Core net profit for the quarter rose 36.4 percent on-year to US$250.3 million, the agri-business company said.

UOB KayHian had forecast core net profit of US$190 million to US$210 million.

Revenue for the quarter ended 31 March fell 6.2 percent on-year to US$10.44 billion on lower commodity prices, despite overall sales volume rising 5 percent during the quarter, the company said in a filing to SGX.

“The group reported a reasonably good set of results in the first quarter of 2019, given the tough operating environment. The improved
performance by both Tropical Oils and Consumer Products businesses since the second quarter of 2018 has been encouraging,” Kuok Khoon Hong, chairman and CEO of Wilmar, said in the statement.

“With the exception of sugar milling and palm plantation, most of our businesses are doing reasonably well. Further, crushing margins are also expected to improve in the second quarter of 2019,” Kuok said. “We are cautiously optimistic that performance for the rest of the year will be satisfactory.”

Tropical oils pretax profit jumps

The tropical oils segment posted an 81 percent increase in pretax profit to US$183.8 million on stronger performance from the manufacturing and merchandising businesses on better sales volume and margins. That was partly offset by lower crude palm oil prices and production yields, which dented the plantation segment, it said.

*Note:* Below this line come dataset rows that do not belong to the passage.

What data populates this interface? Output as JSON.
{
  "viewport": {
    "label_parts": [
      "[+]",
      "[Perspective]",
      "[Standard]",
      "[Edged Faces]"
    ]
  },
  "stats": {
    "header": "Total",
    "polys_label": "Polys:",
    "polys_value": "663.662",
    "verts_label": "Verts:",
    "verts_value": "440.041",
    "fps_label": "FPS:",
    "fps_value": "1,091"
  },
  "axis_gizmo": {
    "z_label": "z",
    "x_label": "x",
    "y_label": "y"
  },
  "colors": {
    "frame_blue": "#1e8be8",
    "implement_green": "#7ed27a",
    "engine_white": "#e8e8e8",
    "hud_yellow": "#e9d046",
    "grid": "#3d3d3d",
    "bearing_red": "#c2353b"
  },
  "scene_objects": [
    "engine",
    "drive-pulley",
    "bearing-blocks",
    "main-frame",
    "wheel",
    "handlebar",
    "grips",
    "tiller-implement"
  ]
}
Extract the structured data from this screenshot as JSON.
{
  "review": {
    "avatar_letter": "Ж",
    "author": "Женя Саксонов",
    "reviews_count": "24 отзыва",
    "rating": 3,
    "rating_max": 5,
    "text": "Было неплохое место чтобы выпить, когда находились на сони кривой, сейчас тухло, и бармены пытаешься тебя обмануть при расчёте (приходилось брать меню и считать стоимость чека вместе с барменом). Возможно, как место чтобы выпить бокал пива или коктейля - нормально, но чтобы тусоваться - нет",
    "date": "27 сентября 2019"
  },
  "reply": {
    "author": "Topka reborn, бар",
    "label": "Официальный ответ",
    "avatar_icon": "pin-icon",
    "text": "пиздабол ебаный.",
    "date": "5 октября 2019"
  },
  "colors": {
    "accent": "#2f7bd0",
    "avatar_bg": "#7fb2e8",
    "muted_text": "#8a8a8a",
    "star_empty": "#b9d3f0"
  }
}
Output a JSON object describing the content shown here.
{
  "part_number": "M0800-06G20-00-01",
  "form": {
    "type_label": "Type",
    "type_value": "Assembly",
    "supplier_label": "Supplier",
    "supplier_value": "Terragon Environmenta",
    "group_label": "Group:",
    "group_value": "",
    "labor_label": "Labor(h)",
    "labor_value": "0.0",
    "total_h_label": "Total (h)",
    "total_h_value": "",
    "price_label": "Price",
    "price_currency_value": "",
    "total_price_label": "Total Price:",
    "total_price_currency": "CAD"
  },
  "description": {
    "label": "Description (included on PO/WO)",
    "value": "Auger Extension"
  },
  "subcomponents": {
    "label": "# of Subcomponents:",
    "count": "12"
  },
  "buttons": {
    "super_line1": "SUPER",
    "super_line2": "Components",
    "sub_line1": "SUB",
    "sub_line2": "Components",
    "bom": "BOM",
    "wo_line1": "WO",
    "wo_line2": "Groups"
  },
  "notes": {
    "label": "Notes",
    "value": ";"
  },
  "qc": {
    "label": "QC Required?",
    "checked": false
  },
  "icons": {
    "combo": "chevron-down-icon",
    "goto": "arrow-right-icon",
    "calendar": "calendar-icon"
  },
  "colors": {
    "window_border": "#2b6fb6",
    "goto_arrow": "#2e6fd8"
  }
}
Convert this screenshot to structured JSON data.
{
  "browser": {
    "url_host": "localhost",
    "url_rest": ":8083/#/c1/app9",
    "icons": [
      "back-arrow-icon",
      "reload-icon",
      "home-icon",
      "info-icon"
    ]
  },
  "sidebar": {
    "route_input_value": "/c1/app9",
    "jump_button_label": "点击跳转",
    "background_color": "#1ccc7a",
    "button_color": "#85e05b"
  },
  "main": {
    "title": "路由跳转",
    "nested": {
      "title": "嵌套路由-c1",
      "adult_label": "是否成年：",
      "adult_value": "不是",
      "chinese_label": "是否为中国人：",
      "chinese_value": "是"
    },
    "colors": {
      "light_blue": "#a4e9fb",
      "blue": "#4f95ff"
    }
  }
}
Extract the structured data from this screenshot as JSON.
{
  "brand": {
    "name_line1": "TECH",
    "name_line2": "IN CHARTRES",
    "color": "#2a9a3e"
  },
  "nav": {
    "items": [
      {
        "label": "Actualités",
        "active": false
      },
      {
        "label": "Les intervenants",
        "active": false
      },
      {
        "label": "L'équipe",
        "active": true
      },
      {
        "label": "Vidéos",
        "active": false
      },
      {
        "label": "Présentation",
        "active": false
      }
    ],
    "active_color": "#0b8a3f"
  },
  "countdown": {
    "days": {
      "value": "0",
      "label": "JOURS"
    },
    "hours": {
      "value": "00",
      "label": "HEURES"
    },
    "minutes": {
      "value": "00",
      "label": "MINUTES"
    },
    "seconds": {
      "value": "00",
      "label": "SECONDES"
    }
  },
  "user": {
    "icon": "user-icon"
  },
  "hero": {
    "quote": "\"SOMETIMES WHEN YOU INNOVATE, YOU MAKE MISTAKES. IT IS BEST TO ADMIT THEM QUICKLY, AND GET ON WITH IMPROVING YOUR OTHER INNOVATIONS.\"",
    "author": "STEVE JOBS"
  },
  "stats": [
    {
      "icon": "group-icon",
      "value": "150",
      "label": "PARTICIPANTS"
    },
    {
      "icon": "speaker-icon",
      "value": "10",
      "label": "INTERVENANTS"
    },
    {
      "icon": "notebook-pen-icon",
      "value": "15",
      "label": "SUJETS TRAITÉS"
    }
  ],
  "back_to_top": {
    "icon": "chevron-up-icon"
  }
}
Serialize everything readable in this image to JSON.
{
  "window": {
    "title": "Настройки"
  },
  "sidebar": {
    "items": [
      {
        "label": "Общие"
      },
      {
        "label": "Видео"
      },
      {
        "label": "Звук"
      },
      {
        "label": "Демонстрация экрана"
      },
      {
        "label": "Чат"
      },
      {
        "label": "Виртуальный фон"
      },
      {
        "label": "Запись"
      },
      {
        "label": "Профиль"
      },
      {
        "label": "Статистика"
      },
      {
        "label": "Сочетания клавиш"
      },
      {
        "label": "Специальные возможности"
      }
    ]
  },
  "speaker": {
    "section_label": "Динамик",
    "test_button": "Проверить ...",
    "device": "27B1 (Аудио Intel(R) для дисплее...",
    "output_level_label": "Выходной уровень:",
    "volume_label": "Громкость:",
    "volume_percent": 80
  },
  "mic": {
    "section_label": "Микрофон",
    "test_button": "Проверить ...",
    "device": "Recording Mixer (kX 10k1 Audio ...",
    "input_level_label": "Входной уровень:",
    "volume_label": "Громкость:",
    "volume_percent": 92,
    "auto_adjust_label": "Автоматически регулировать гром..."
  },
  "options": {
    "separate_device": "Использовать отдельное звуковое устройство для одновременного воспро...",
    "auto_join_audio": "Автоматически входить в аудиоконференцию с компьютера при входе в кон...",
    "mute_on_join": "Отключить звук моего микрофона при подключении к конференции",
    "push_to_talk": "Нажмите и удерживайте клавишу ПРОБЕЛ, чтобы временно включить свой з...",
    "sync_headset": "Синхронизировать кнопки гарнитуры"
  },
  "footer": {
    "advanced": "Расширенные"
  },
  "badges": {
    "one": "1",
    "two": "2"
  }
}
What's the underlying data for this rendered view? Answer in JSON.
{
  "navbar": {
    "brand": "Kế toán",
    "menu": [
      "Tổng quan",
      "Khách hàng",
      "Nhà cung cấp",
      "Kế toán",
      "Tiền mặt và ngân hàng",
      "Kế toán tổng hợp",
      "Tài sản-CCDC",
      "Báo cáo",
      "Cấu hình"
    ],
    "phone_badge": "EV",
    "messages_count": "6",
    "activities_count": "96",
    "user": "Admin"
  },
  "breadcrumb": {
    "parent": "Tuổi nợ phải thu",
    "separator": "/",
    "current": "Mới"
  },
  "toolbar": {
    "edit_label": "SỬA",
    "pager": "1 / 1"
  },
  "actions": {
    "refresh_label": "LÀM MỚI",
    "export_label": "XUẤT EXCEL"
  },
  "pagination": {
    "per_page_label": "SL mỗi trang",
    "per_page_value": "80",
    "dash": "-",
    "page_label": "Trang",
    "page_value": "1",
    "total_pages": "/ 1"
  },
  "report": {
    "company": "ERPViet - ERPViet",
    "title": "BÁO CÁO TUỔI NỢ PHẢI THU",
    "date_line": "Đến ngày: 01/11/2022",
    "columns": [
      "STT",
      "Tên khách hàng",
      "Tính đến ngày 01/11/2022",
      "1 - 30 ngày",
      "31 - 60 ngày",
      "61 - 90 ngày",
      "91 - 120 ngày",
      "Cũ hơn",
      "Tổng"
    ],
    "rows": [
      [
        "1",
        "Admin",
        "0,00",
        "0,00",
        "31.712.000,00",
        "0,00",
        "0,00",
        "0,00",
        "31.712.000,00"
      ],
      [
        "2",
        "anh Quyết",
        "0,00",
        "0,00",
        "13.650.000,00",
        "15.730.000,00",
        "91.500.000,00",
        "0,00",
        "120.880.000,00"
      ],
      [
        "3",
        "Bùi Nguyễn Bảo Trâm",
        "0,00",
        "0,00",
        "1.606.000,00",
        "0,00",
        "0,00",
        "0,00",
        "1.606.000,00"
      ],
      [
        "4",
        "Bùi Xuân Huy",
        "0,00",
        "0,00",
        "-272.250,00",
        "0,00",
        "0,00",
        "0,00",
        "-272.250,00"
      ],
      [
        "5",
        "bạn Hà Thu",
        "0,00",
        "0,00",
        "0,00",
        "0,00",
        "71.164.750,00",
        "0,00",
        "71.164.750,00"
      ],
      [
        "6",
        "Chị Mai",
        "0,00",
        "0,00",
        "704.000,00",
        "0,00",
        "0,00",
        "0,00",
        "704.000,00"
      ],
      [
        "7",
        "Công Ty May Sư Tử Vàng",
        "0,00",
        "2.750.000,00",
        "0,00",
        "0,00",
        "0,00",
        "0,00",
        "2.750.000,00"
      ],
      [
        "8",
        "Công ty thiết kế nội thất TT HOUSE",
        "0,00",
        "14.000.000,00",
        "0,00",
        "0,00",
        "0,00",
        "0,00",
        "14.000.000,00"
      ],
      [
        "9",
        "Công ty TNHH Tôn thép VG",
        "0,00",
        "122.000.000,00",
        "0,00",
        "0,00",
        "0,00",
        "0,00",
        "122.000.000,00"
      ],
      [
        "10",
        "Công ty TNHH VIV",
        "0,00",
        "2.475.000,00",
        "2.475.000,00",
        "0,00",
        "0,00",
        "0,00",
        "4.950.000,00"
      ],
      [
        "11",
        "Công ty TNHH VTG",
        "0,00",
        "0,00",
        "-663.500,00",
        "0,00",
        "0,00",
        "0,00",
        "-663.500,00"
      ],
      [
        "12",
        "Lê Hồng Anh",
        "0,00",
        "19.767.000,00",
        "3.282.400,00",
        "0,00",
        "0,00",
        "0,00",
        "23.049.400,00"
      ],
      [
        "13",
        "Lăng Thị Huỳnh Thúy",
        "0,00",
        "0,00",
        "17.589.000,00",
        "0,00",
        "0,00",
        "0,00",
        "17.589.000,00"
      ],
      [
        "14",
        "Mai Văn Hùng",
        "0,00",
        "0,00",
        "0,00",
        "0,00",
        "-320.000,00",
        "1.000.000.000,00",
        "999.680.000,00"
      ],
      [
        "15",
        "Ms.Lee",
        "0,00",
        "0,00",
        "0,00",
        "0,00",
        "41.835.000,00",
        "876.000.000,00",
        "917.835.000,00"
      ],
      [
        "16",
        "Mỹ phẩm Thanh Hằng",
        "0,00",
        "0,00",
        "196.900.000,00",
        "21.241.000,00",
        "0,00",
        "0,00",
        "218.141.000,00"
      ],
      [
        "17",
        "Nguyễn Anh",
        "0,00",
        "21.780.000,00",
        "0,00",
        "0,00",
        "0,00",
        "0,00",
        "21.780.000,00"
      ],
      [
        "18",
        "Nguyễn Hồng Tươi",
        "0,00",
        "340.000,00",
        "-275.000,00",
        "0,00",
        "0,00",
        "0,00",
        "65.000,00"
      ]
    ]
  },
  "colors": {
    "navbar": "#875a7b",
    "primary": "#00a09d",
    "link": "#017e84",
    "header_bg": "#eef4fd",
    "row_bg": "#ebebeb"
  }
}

The oilseeds and grains segment reported pretax profit for the first quarter dropped to US$91.1 million from US$172.6 million in the year-ago quarter, despite stronger contributions from the consumer products, rice and flour million businesses.

“These helped offset the weaker results from the crushing business, which had been impacted by the African swine fever outbreak in China and a sharp drop in Brazilian soybean basis,” Wilmar said. “Nonetheless, the negative impact was mitigated by reduced crushing activities and good management of the group’s soybean position.”

Sugar segment swings to profit

The sugar segment posted a pretax profit of US$1.7 million, swinging from a loss of US$39 million in the year-ago quarter, on a better performance from the refining and merchandising activities.

The share of results of joint ventures and associates dropped 50 percent on-year to US$20.9 million for the quarter as stronger performances in the Europe and Vietnam investments were offset by lower contributions from the African associates and investments in China, Wilmar said.